A Petrobras ainda contratou um avaliador independente para determinar qual seria o preço justo a ser pago pela Ipiranga. Mas, segundo mostram os documentos coletados pela CVM, o avaliador e a assessoria contratada pela estatal fizeram reuniões que levaram os técnicos da CVM a suspeitar que estava havendo uma combinação destinada a corroborar os preços que a presidência da Petrobras queria pagar – e não uma avaliação verdadeiramente independente. A proposta formal de compra foi aprovada pelo conselho da estatal em 18 de março de 2007. No dia seguinte, foi divulgada e aceita pela Ipiranga. O contrato foi assinado de madrugada, sem que ninguém exigisse uma auditoria nos números da empresa comprada.
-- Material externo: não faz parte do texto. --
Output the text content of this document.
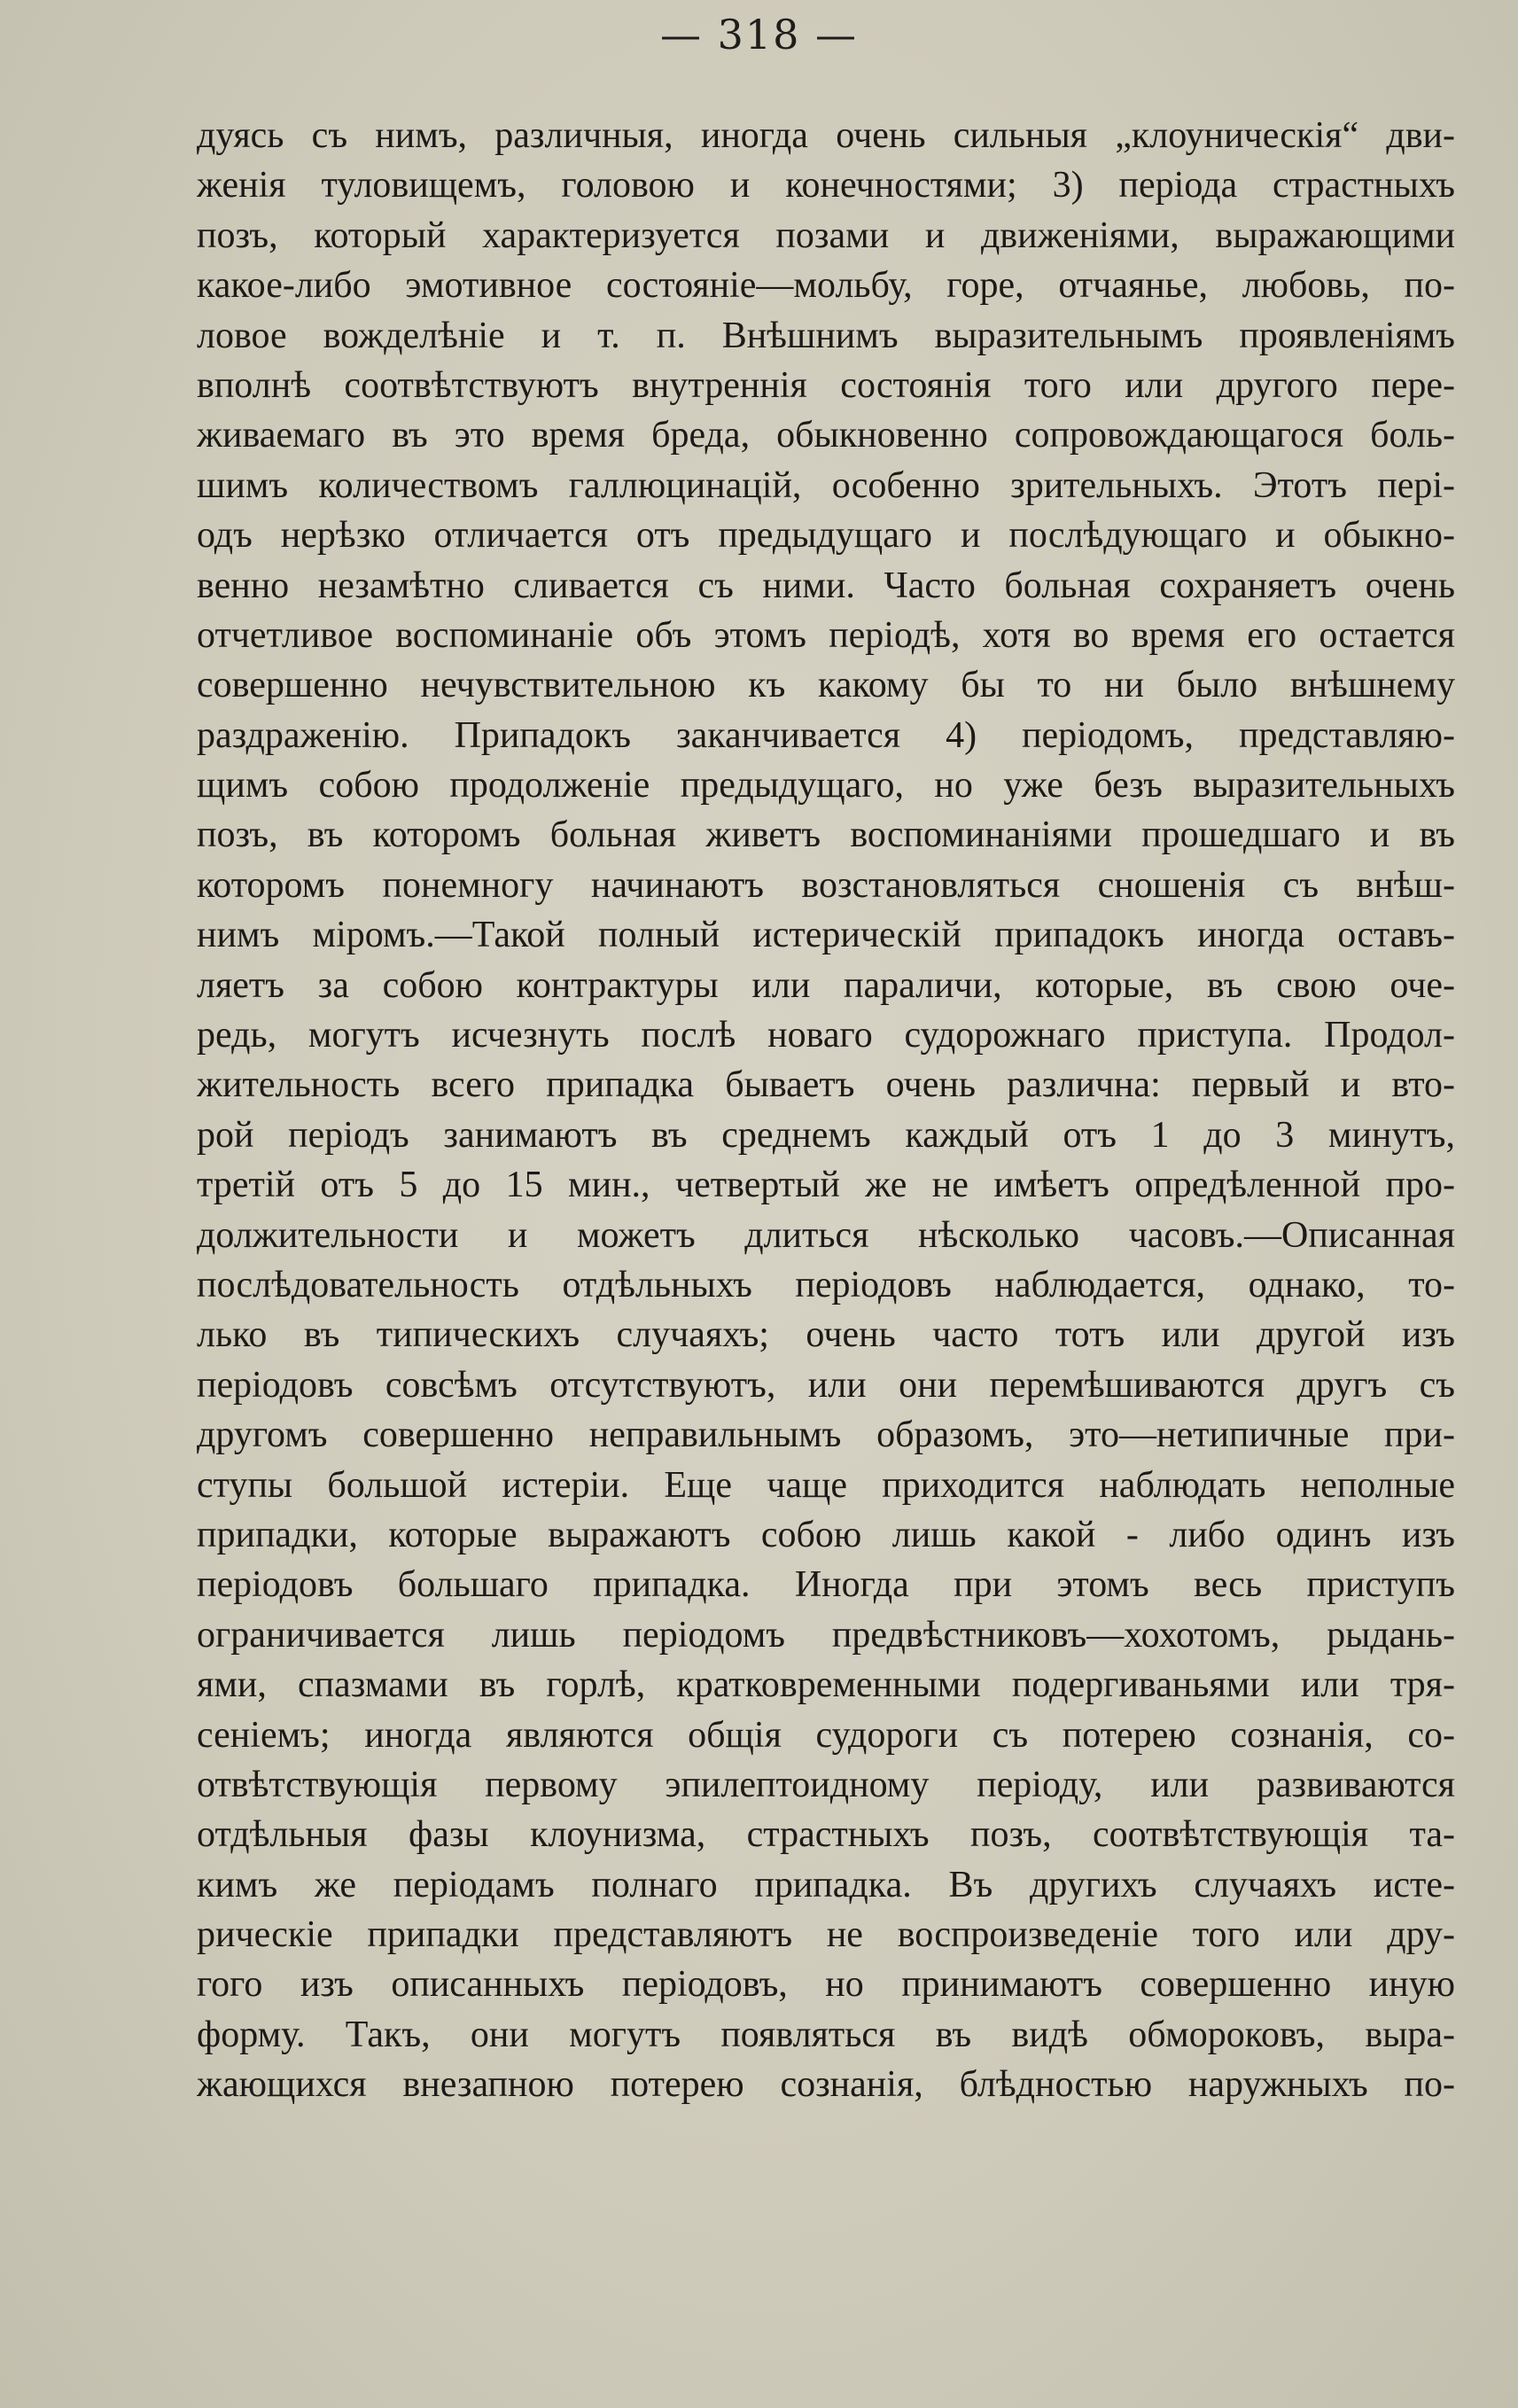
— 318 —
дуясь съ нимъ, различныя, иногда очень сильныя „клоуническія“ дви-
женія туловищемъ, головою и конечностями; 3) періода страстныхъ
позъ, который характеризуется позами и движеніями, выражающими
какое-либо эмотивное состояніе—мольбу, горе, отчаянье, любовь, по-
ловое вожделѣніе и т. п. Внѣшнимъ выразительнымъ проявленіямъ
вполнѣ соотвѣтствуютъ внутреннія состоянія того или другого пере-
живаемаго въ это время бреда, обыкновенно сопровождающагося боль-
шимъ количествомъ галлюцинацій, особенно зрительныхъ. Этотъ пері-
одъ нерѣзко отличается отъ предыдущаго и послѣдующаго и обыкно-
венно незамѣтно сливается съ ними. Часто больная сохраняетъ очень
отчетливое воспоминаніе объ этомъ періодѣ, хотя во время его остается
совершенно нечувствительною къ какому бы то ни было внѣшнему
раздраженію. Припадокъ заканчивается 4) періодомъ, представляю-
щимъ собою продолженіе предыдущаго, но уже безъ выразительныхъ
позъ, въ которомъ больная живетъ воспоминаніями прошедшаго и въ
которомъ понемногу начинаютъ возстановляться сношенія съ внѣш-
нимъ міромъ.—Такой полный истерическій припадокъ иногда оставъ-
ляетъ за собою контрактуры или параличи, которые, въ свою оче-
редь, могутъ исчезнуть послѣ новаго судорожнаго приступа. Продол-
жительность всего припадка бываетъ очень различна: первый и вто-
рой періодъ занимаютъ въ среднемъ каждый отъ 1 до 3 минутъ,
третій отъ 5 до 15 мин., четвертый же не имѣетъ опредѣленной про-
должительности и можетъ длиться нѣсколько часовъ.—Описанная
послѣдовательность отдѣльныхъ періодовъ наблюдается, однако, то-
лько въ типическихъ случаяхъ; очень часто тотъ или другой изъ
періодовъ совсѣмъ отсутствуютъ, или они перемѣшиваются другъ съ
другомъ совершенно неправильнымъ образомъ, это—нетипичные при-
ступы большой истеріи. Еще чаще приходится наблюдать неполные
припадки, которые выражаютъ собою лишь какой - либо одинъ изъ
періодовъ большаго припадка. Иногда при этомъ весь приступъ
ограничивается лишь періодомъ предвѣстниковъ—хохотомъ, рыдань-
ями, спазмами въ горлѣ, кратковременными подергиваньями или тря-
сеніемъ; иногда являются общія судороги съ потерею сознанія, со-
отвѣтствующія первому эпилептоидному періоду, или развиваются
отдѣльныя фазы клоунизма, страстныхъ позъ, соотвѣтствующія та-
кимъ же періодамъ полнаго припадка. Въ другихъ случаяхъ исте-
рическіе припадки представляютъ не воспроизведеніе того или дру-
гого изъ описанныхъ періодовъ, но принимаютъ совершенно иную
форму. Такъ, они могутъ появляться въ видѣ обмороковъ, выра-
жающихся внезапною потерею сознанія, блѣдностью наружныхъ по-
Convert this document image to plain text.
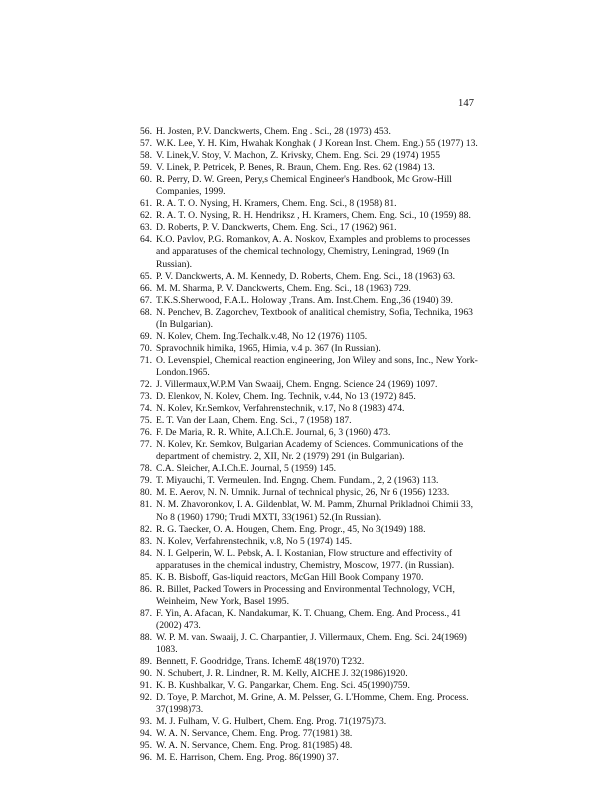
147
56. H. Josten, P.V. Danckwerts, Chem. Eng . Sci., 28 (1973) 453.
57. W.K. Lee, Y. H. Kim, Hwahak Konghak ( J Korean Inst. Chem. Eng.) 55 (1977) 13.
58. V. Linek,V. Stoy, V. Machon, Z. Krivsky, Chem. Eng. Sci. 29 (1974) 1955
59. V. Linek, P. Petricek, P. Benes, R. Braun, Chem. Eng. Res. 62 (1984) 13.
60. R. Perry, D. W. Green, Pery,s Chemical Engineer's Handbook, Mc Grow-Hill Companies, 1999.
61. R. A. T. O. Nysing, H. Kramers, Chem. Eng. Sci., 8 (1958) 81.
62. R. A. T. O. Nysing, R. H. Hendriksz , H. Kramers, Chem. Eng. Sci., 10 (1959) 88.
63. D. Roberts, P. V. Danckwerts, Chem. Eng. Sci., 17 (1962) 961.
64. K.O. Pavlov, P.G. Romankov, A. A. Noskov, Examples and problems to processes and apparatuses of the chemical technology, Chemistry, Leningrad, 1969 (In Russian).
65. P. V. Danckwerts, A. M. Kennedy, D. Roberts, Chem. Eng. Sci., 18 (1963) 63.
66. M. M. Sharma, P. V. Danckwerts, Chem. Eng. Sci., 18 (1963) 729.
67. T.K.S.Sherwood, F.A.L. Holoway ,Trans. Am. Inst.Chem. Eng.,36 (1940) 39.
68. N. Penchev, B. Zagorchev, Textbook of analitical chemistry, Sofia, Technika, 1963 (In Bulgarian).
69. N. Kolev, Chem. Ing.Techalk.v.48, No 12 (1976) 1105.
70. Spravochnik himika, 1965, Himia, v.4 p. 367 (In Russian).
71. O. Levenspiel, Chemical reaction engineering, Jon Wiley and sons, Inc., New York-London.1965.
72. J. Villermaux,W.P.M Van Swaaij, Chem. Engng. Science 24 (1969) 1097.
73. D. Elenkov, N. Kolev, Chem. Ing. Technik, v.44, No 13 (1972) 845.
74. N. Kolev, Kr.Semkov, Verfahrenstechnik, v.17, No 8 (1983) 474.
75. E. T. Van der Laan, Chem. Eng. Sci., 7 (1958) 187.
76. F. De Maria, R. R. White, A.I.Ch.E. Journal, 6, 3 (1960) 473.
77. N. Kolev, Kr. Semkov, Bulgarian Academy of Sciences. Communications of the department of chemistry. 2, XII, Nr. 2 (1979) 291 (in Bulgarian).
78. C.A. Sleicher, A.I.Ch.E. Journal, 5 (1959) 145.
79. T. Miyauchi, T. Vermeulen. Ind. Engng. Chem. Fundam., 2, 2 (1963) 113.
80. M. E. Aerov, N. N. Umnik. Jurnal of technical physic, 26, Nr 6 (1956) 1233.
81. N. M. Zhavoronkov, I. A. Gildenblat, W. M. Pamm, Zhurnal Prikladnoi Chimii 33, No 8 (1960) 1790; Trudi MXTI, 33(1961) 52.(In Russian).
82. R. G. Taecker, O. A. Hougen, Chem. Eng. Progr., 45, No 3(1949) 188.
83. N. Kolev, Verfahrenstechnik, v.8, No 5 (1974) 145.
84. N. I. Gelperin, W. L. Pebsk, A. I. Kostanian, Flow structure and effectivity of apparatuses in the chemical industry, Chemistry, Moscow, 1977. (in Russian).
85. K. B. Bisboff, Gas-liquid reactors, McGan Hill Book Company 1970.
86. R. Billet, Packed Towers in Processing and Environmental Technology, VCH, Weinheim, New York, Basel 1995.
87. F. Yin, A. Afacan, K. Nandakumar, K. T. Chuang, Chem. Eng. And Process., 41 (2002) 473.
88. W. P. M. van. Swaaij, J. C. Charpantier, J. Villermaux, Chem. Eng. Sci. 24(1969) 1083.
89. Bennett, F. Goodridge, Trans. IchemE 48(1970) T232.
90. N. Schubert, J. R. Lindner, R. M. Kelly, AICHE J. 32(1986)1920.
91. K. B. Kushbalkar, V. G. Pangarkar, Chem. Eng. Sci. 45(1990)759.
92. D. Toye, P. Marchot, M. Grine, A. M. Pelsser, G. L'Homme, Chem. Eng. Process. 37(1998)73.
93. M. J. Fulham, V. G. Hulbert, Chem. Eng. Prog. 71(1975)73.
94. W. A. N. Servance, Chem. Eng. Prog. 77(1981) 38.
95. W. A. N. Servance, Chem. Eng. Prog. 81(1985) 48.
96. M. E. Harrison, Chem. Eng. Prog. 86(1990) 37.
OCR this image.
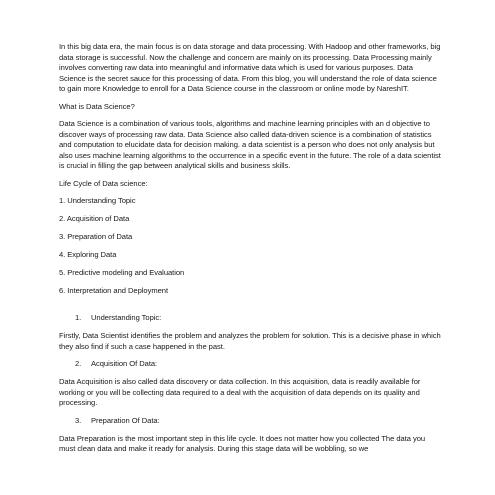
In this big data era, the main focus is on data storage and data processing. With Hadoop and other frameworks, big data storage is successful. Now the challenge and concern are mainly on its processing. Data Processing mainly involves converting raw data into meaningful and informative data which is used for various purposes. Data Science is the secret sauce for this processing of data. From this blog, you will understand the role of data science to gain more Knowledge to enroll for a Data Science course in the classroom or online mode by NareshIT.

What is Data Science?

Data Science is a combination of various tools, algorithms and machine learning principles with an d objective to discover ways of processing raw data. Data Science also called data-driven science is a combination of statistics and computation to elucidate data for decision making. a data scientist is a person who does not only analysis but also uses machine learning algorithms to the occurrence in a specific event in the future. The role of a data scientist is crucial in filling the gap between analytical skills and business skills.

Life Cycle of Data science:

1. Understanding Topic

2. Acquisition of Data

3. Preparation of Data

4. Exploring Data

5. Predictive modeling and Evaluation

6. Interpretation and Deployment

1. Understanding Topic:

Firstly, Data Scientist identifies the problem and analyzes the problem for solution. This is a decisive phase in which they also find if such a case happened in the past.

2. Acquisition Of Data:

Data Acquisition is also called data discovery or data collection. In this acquisition, data is readily available for working or you will be collecting data required to a deal with the acquisition of data depends on its quality and processing.

3. Preparation Of Data:

Data Preparation is the most important step in this life cycle. It does not matter how you collected The data you must clean data and make it ready for analysis. During this stage data will be wobbling, so we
Os documentos da CVM estão anexados também ao processo que os acionistas minoritários movem contra os controladores da Ipiranga, o que deu origem a uma disputa bizarra. A Petrobras, apesar de não ter nada a ver com a ação, tenta impedir que o material da CVM seja avaliado pelos peritos judiciais, alegando que os dados ali contidos são sigilosos e estratégicos. Como teve o pedido indeferido na primeira e na segunda instâncias, a estatal recorreu ao Superior Tribunal de Justiça. Conseguiu uma liminar, mas até agora o ministro do STJ responsável pelo caso não julgou a questão em definitivo.

Depois da aquisição, a Petrobras repartiu os postos de combustível com o grupo privado Ultra, até então concentrado na distribuição de gás de cozinha, e dividiu a área de petroquímica com a Braskem, empresa em que era sócia da Odebrecht.  Nos meses seguintes, a Petrobras compraria outra petroquímica, a Suzano, por mais do que dobro do valor da empresa na Bolsa. No final de 2007, o setor petroquímico havia sido todo reorganizado e dividido entre a Braskem, que se tornou a maior do país, a Unipar, segunda maior, e a Petrobras. Em 2010, a Braskem comprou as participações acionárias da Unipar e ficou praticamente sozinha no mercado, dividindo espaço apenas com a Petrobras. Ao que tudo indica, puxando as peninhas do caso Ipiranga, a Lava Jato corre o risco de descobrir não só uma galinha, mas a granja inteira.

*

No início de maio, Eike Batista foi a Curitiba, acompanhado de um advogado, oferecer-se para depor. Soube que os investigadores da Operação Lava Jato estavam analisando seus negócios e tentou se adiantar. Na conversa, tentou descobrir o que os procuradores já sabiam sobre o grupo X. Mas continuou no escuro – e não prestou depoimento.